Bettina Hoffmann è docente di viola da gamba
Tra la vasta produzione discografica (più di settanta CD per Deutsche Grammophon, Naïve, CPO, Amadeus, Opus 111, Dynamic, Brilliant Classic, Tactus e altri) sono da ricordare in particolare la silloge «Idées grotesques» dedicata a Marin Marais, pubblicato nel 2010 da Amadeus, l’incisione delle opere di Ortiz e Ganassi, il CD di suites per viola da gamba e basso continuo dagli Scherzi Musicali op. VI di Johann Schenck, e l’incisione completa delle opere per violoncello di Domenico Gabrielli. Ha diretto l’incisione integrale dei madrigali e delle arie di Girolamo Frescobaldi per la Frescobaldi edition di Brilliant classic. Nel 1997 e nel 2000, con due CD di Modo Antiquo, ha avuto la nomination ai Grammy Awards.
È autrice del volume «La viola da gamba» (L’Epos, Palermo, 2010; Ortus Verlag, Berlin, 2014; Routledge, 2018) e del «Catalogo della musica solistica e cameristica per viola da gamba», uscito nel 2001 presso LIM. Ha scoperto ed edito l’unico trattato tedesco per viola da gamba conosciuto, la «Instruction oder eine anweisung auff der Violadigamba». Per il Bärenreiter-Verlag, l’Istituto Italiano Antonio Vivaldi e l’editore S.P.E.S. ha curato edizioni critiche e in facsimile delle opere per violoncello e per viola da gamba di Antonio Vivaldi e di Domenico Gabrielli. Ha edito e tradotto inoltre il trattato «Regulae Concentuum Partiturae» di Georg Muffat e ha pubblicato contributi in Recercare, RIdM, Studi Vivaldiani e altre riviste specializzate. Attualmente sta preprando un volume sugli strumenti ad arco bassi nella musica di Antonio Vivaldi che uscirà presso Olschki.
Bettina Hoffmann è docente di viola da gamba e musica d’insieme antica al Conservatorio «Giovanni Battista Martini» di Bologna e alla Scuola di Musica di Fiesole. Dall’esperienza didattica nasce il suo metodo «L’arte di suonare la viola da gamba», pubblicato nel 2010 da Carisch. Nel 2011 ha ideato la biennale «Giornata Italiana della Viola da Gamba», insignita con una medaglia dall’allora Presidente della Repubblica Giorgio Napolitano.

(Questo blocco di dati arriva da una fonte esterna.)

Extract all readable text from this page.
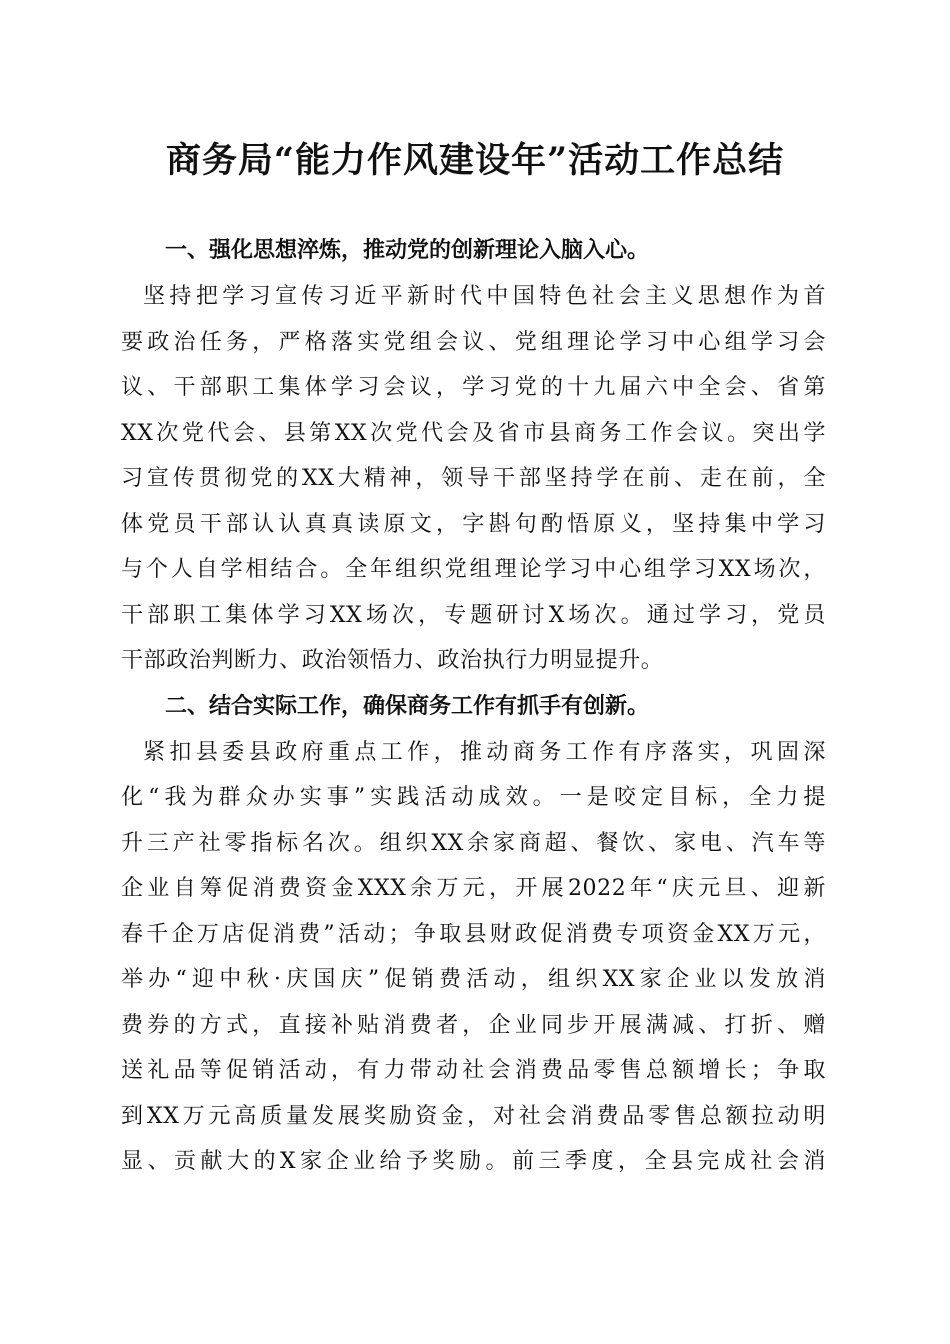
商务局“能力作风建设年”活动工作总结
一、强化思想淬炼，推动党的创新理论入脑入心。
坚持把学习宣传习近平新时代中国特色社会主义思想作为首
要政治任务，严格落实党组会议、党组理论学习中心组学习会
议、干部职工集体学习会议，学习党的十九届六中全会、省第
XX次党代会、县第XX次党代会及省市县商务工作会议。突出学
习宣传贯彻党的XX大精神，领导干部坚持学在前、走在前，全
体党员干部认认真真读原文，字斟句酌悟原义，坚持集中学习
与个人自学相结合。全年组织党组理论学习中心组学习XX场次，
干部职工集体学习XX场次，专题研讨X场次。通过学习，党员
干部政治判断力、政治领悟力、政治执行力明显提升。
二、结合实际工作，确保商务工作有抓手有创新。
紧扣县委县政府重点工作，推动商务工作有序落实，巩固深
化“我为群众办实事”实践活动成效。一是咬定目标，全力提
升三产社零指标名次。组织XX余家商超、餐饮、家电、汽车等
企业自筹促消费资金XXX余万元，开展2022年“庆元旦、迎新
春千企万店促消费”活动；争取县财政促消费专项资金XX万元，
举办“迎中秋·庆国庆”促销费活动，组织XX家企业以发放消
费券的方式，直接补贴消费者，企业同步开展满减、打折、赠
送礼品等促销活动，有力带动社会消费品零售总额增长；争取
到XX万元高质量发展奖励资金，对社会消费品零售总额拉动明
显、贡献大的X家企业给予奖励。前三季度，全县完成社会消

Bettina Hoffmann-La viola da gamba-Editore: Ut Orpheus
I.1 Cos’è la viola da gamba?
La domanda è legittima e, all’apparenza, tanto banale da poter essere liquidata con una rapida risposta: la viola da gamba è un cordofono ad arco, munito di sei corde accordate negli intervalli quarta-quarta-terza-quarta-quarta; il manico è provvisto di tasti. Il suo aspetto esteriore si distingue da quello della famiglia del violino per le spalle spioventi, i fori armonici a forma di C, gli spigoli degli incavi laterali meno acuti, il fondo piatto che termina in alto con una piega a tettuccio; tavola e fondo combaciano con le fasce senza sporgenze. Lo strumento viene suonato in posizione verticale, tenuto sulle gambe. L’arco è impugnato con il palmo della mano rivolto verso l’alto. Ecco soddisfatto chi ama le definizioni concise e nette, le certezze indubitabili.

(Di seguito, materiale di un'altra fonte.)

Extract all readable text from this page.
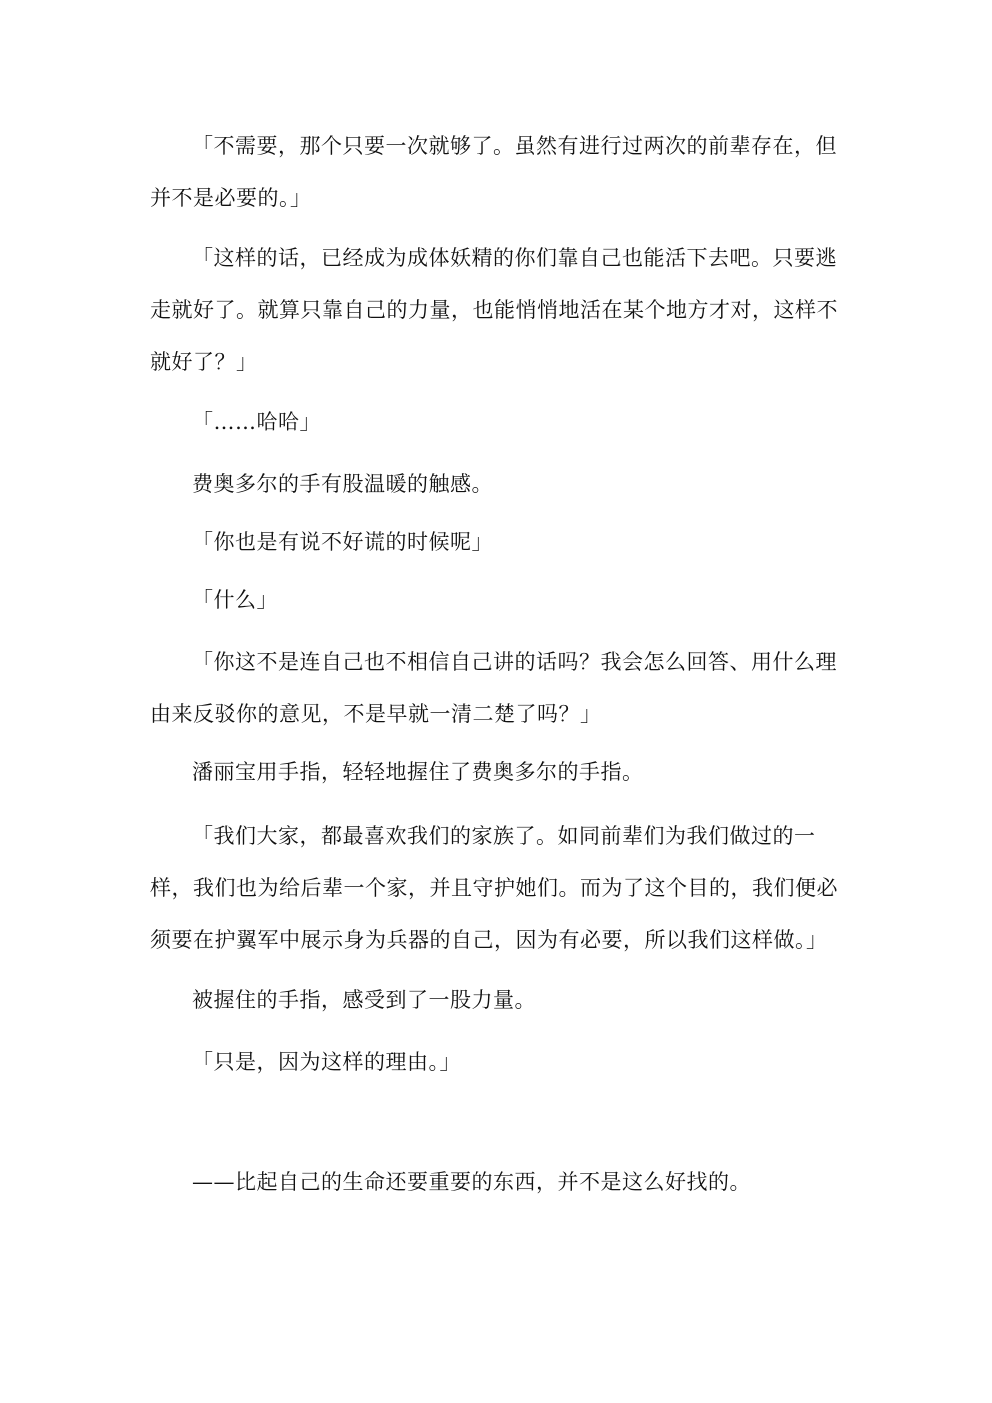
「不需要，那个只要一次就够了。虽然有进行过两次的前辈存在，但并不是必要的。」

「这样的话，已经成为成体妖精的你们靠自己也能活下去吧。只要逃走就好了。就算只靠自己的力量，也能悄悄地活在某个地方才对，这样不就好了？」

「……哈哈」

费奥多尔的手有股温暖的触感。

「你也是有说不好谎的时候呢」

「什么」

「你这不是连自己也不相信自己讲的话吗？我会怎么回答、用什么理由来反驳你的意见，不是早就一清二楚了吗？」

潘丽宝用手指，轻轻地握住了费奥多尔的手指。

「我们大家，都最喜欢我们的家族了。如同前辈们为我们做过的一样，我们也为给后辈一个家，并且守护她们。而为了这个目的，我们便必须要在护翼军中展示身为兵器的自己，因为有必要，所以我们这样做。」

被握住的手指，感受到了一股力量。

「只是，因为这样的理由。」

——比起自己的生命还要重要的东西，并不是这么好找的。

Raramente però i prodotti dell’ingegno umano si lasciano inquadrare da definizioni semplici e la viola da gamba sembra volersene sottrarre con zelo particolare. E così, non senza rammarico, dobbiamo ammettere che poche delle suelencate affermazioni siano sempre, dovunque e comunque vere. Innanzitutto, osserviamo meglio la forma della cassa. Nel periodo barocco, è vero, si stabilizza un aspetto esteriore tipico e inconfondibile, ma prima d’arrivarci, quante forme diverse, quante bizzarrie, quante sperimentazioni! La pittura rinascimentale ci offre sì immagini con viole dalle spalle spioventi, ma anche ad angolo retto come il violino, o perfino rientranti. Ci sono viole con fasce senza rientri laterali pronunciati ma stondati, a forma di chitarra; talvolta hanno un solo spigolo in basso e sono stondati in alto, oppure viceversa; altre viole seguono linee del tutto fantasiose, oppure, anzi, presentano proprio gli spigoli acuti tipici del violino (fig. 1). Non sempre il fondo è piatto, e non di rado tavola e fondo sporgono sopra le fasce. I fori armonici possono essere a C, rivolti verso l’interno o l’esterno, talvolta con un taglietto a metà che li fa assomigliare ai baffi, ma anche a F o in altre fogge fantasiose, a goccia, fiamma o a forma di delfino; molte viole hanno inoltre una rosa vicino alla tastiera. Le nostre categorie vanno definitivamente in crisi quando vediamo viole che strutturalmente hanno tutte le caratteristiche del violino, e le riscontriamo non solo in quadri del fluttuante periodo rinascimentale (fig. 1) e non solo in opere di pittori avulsi da ogni interesse organologico, ma perfino nell’autorevole metodo di Christopher Simpson del 1659 in un’immagine che analizzeremo nel prossimo capitolo (fig. 5). Dove sta allora il limite tra le due
10 La viola da gamba famiglie? Quali sono i segni particolari che identificano la viola da gamba? La
domanda ci accompagnerà per tutta questa trattazione; per ora resti aperta.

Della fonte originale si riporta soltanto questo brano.